Ted Steinberg (born 1961) is an American author and historian. He is the Adeline Barry Davee Distinguished Professor of History at Case Western Reserve University in Cleveland, Ohio.

== Background ==

Born in Brooklyn, he received his B.A. from Tufts University in 1983. He received a Ph.D. in history from Brandeis University in 1989.

== Career ==

From 1990 to 1993 he was a visiting assistant professor at the University of Michigan. From 1993 to 1996 he was an assistant professor at the New Jersey Institute of Technology. He was hired at Case Western Reserve University in 1996.

Steinberg is the author of several books in U.S. history and environment history that focus on the relationship between ecological forces and social power. His best known works include Down to Earth: Nature’s Role in American History (2002); Acts of God: The Unnatural History of Natural Disaster in America (2000); and American Green: The Obsessive Quest for the Perfect Lawn (2006). His most recent book, Gotham Unbound: The Ecological History of Greater New York (2014), reinterpreted the New York metropolitan area’s history from an environmental perspective.

== Awards and honors ==

Steinberg has been the recipient of fellowships and grants from the Michigan Society of Fellows (1990–1993), the John Simon Guggenheim Memorial Foundation (1996), the American Council of Learned Societies (where he was a Frederick Burkhardt Fellow in 2000), Yale University (where he was the B. Benjamin Zucker Fellow in 2006), and the National Endowment for the Humanities (2010).

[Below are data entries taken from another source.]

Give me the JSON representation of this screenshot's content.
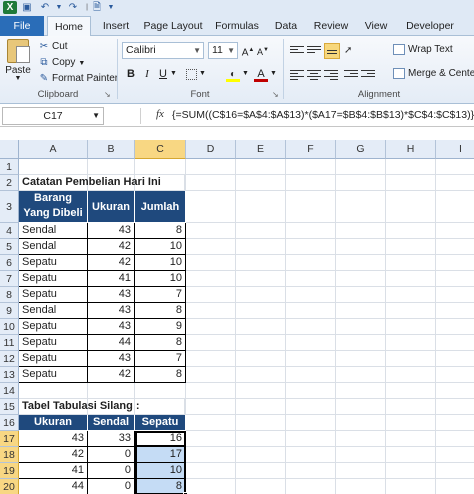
{
  "tabs": {
    "file": "File",
    "home": "Home",
    "insert": "Insert",
    "page_layout": "Page Layout",
    "formulas": "Formulas",
    "data": "Data",
    "review": "Review",
    "view": "View",
    "developer": "Developer"
  },
  "clipboard": {
    "paste": "Paste",
    "cut": "Cut",
    "copy": "Copy",
    "format_painter": "Format Painter",
    "label": "Clipboard"
  },
  "font": {
    "name": "Calibri",
    "size": "11",
    "label": "Font",
    "bold": "B",
    "italic": "I",
    "underline": "U",
    "fill_color": "#ffff00",
    "font_color": "#c00000"
  },
  "alignment": {
    "wrap_text": "Wrap Text",
    "merge_center": "Merge & Center",
    "label": "Alignment"
  },
  "formula_bar": {
    "name_box": "C17",
    "fx": "fx",
    "formula": "{=SUM((C$16=$A$4:$A$13)*($A17=$B$4:$B$13)*$C$4:$C$13)}"
  },
  "columns": [
    "A",
    "B",
    "C",
    "D",
    "E",
    "F",
    "G",
    "H",
    "I"
  ],
  "rows": [
    "1",
    "2",
    "3",
    "4",
    "5",
    "6",
    "7",
    "8",
    "9",
    "10",
    "11",
    "12",
    "13",
    "14",
    "15",
    "16",
    "17",
    "18",
    "19",
    "20"
  ],
  "sheet": {
    "title": "Catatan Pembelian Hari Ini",
    "table1_header": [
      "Barang Yang Dibeli",
      "Ukuran",
      "Jumlah"
    ],
    "table1_rows": [
      [
        "Sendal",
        "43",
        "8"
      ],
      [
        "Sendal",
        "42",
        "10"
      ],
      [
        "Sepatu",
        "42",
        "10"
      ],
      [
        "Sepatu",
        "41",
        "10"
      ],
      [
        "Sepatu",
        "43",
        "7"
      ],
      [
        "Sendal",
        "43",
        "8"
      ],
      [
        "Sepatu",
        "43",
        "9"
      ],
      [
        "Sepatu",
        "44",
        "8"
      ],
      [
        "Sepatu",
        "43",
        "7"
      ],
      [
        "Sepatu",
        "42",
        "8"
      ]
    ],
    "table2_title": "Tabel Tabulasi Silang :",
    "table2_header": [
      "Ukuran",
      "Sendal",
      "Sepatu"
    ],
    "table2_rows": [
      [
        "43",
        "33",
        "16"
      ],
      [
        "42",
        "0",
        "17"
      ],
      [
        "41",
        "0",
        "10"
      ],
      [
        "44",
        "0",
        "8"
      ]
    ]
  }
}
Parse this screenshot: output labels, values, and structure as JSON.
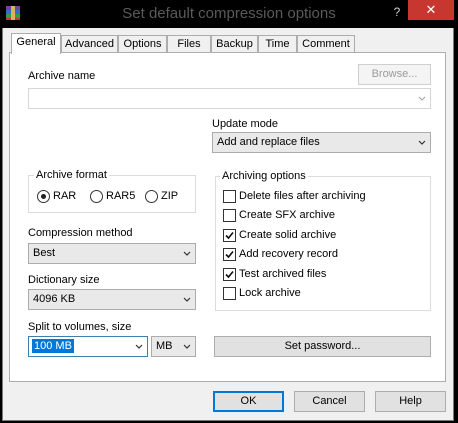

His books have received several literary prizes:

- Co-winner of the Law and Society Association's J. Willard Hurst Prize for the best work in socio-legal history in 1992 for Nature Incorporated: Industrialization and the Waters of New England.
- Winner of the Old Sturbridge Village E. Harold Hugo Memorial Book Prize for the best book on the history and material culture of rural New England in 1992 for Nature Incorporated: Industrialization and the Waters of New England.
- Winner of the Ohio Academy of History's Publication Award in 2001 for Acts of God: The Unnatural History of Natural Disaster in America.
- Winner of a National Outdoor Book Award in the category of Nature & the Environment for Down to Earth: Nature’s Role in American History, 2002.
- Winner of the New York Society Library New York City Book Award for Natural History in 2015 for Gotham Unbound: The Ecological History of Greater New York.
- Winner of the Association of American Publishers PROSE Award (U.S. History category) in 2015 for Gotham Unbound: The Ecological History of Greater New York.

==Publications==
- Nature Incorporated: Industrialization and the Waters of New England, Cambridge University Press, 1991. ISBN 9780521527118
- Slide Mountain, or the Folly of Owning Nature, University of California Press, 1995. ISBN 9780520207097
- “Do-It-Yourself Deathscape: The Unnatural History of Natural Disaster in South Florida,” Environmental History 2 (October 1997): 414–438.
- Acts of God: The Unnatural History of Natural Disaster, Oxford University Press, 2000. ISBN 9780195309683
- “Down to Earth: Nature, Agency, and Power in History,” American Historical Review 107 (2002): 798–820.
- Down to Earth: Nature’s Role in American History, Oxford University Press, 2002. ISBN 9780199797394. 4th edition, 2018. ISBN 9780190864422
- “Fertilizing the Tree of Knowledge: Environmental History Comes of Age,” Journal of Interdisciplinary History 35 (Autumn 2004): 265–277.
- American Green: The Obsessive Quest for the Perfect Lawn, W. W. Norton, 2006. ISBN 9780393329308
- "Can Capitalism Save the Planet?: On the Origins of Green Liberalism," Radical History Review 2010 (May 2010): 7–24.
- Gotham Unbound: The Ecological History of Greater New York, Simon & Schuster, 2014. ISBN 9781476741246
- “With the Middle East peace process 'dead,' now what? Douglas Kerr and Ted Steinberg (Opinion),” Cleveland.com, March 23, 2016.
- "Let Them Eat Cake: a Journey into Edward Said’s Humanism," CounterPunch, September 6, 2019.
- “Private Property and the Defiance of Natural Limits: Coastal Flooding in the United States’ Largest City,” Global Environment 11 (2018): 208–218.
- “Can Karl Polanyi Explain the Anthropocene? The Commodification of Nature and the Great Acceleration,” Geographical Review 109 (April 2019): 265–270.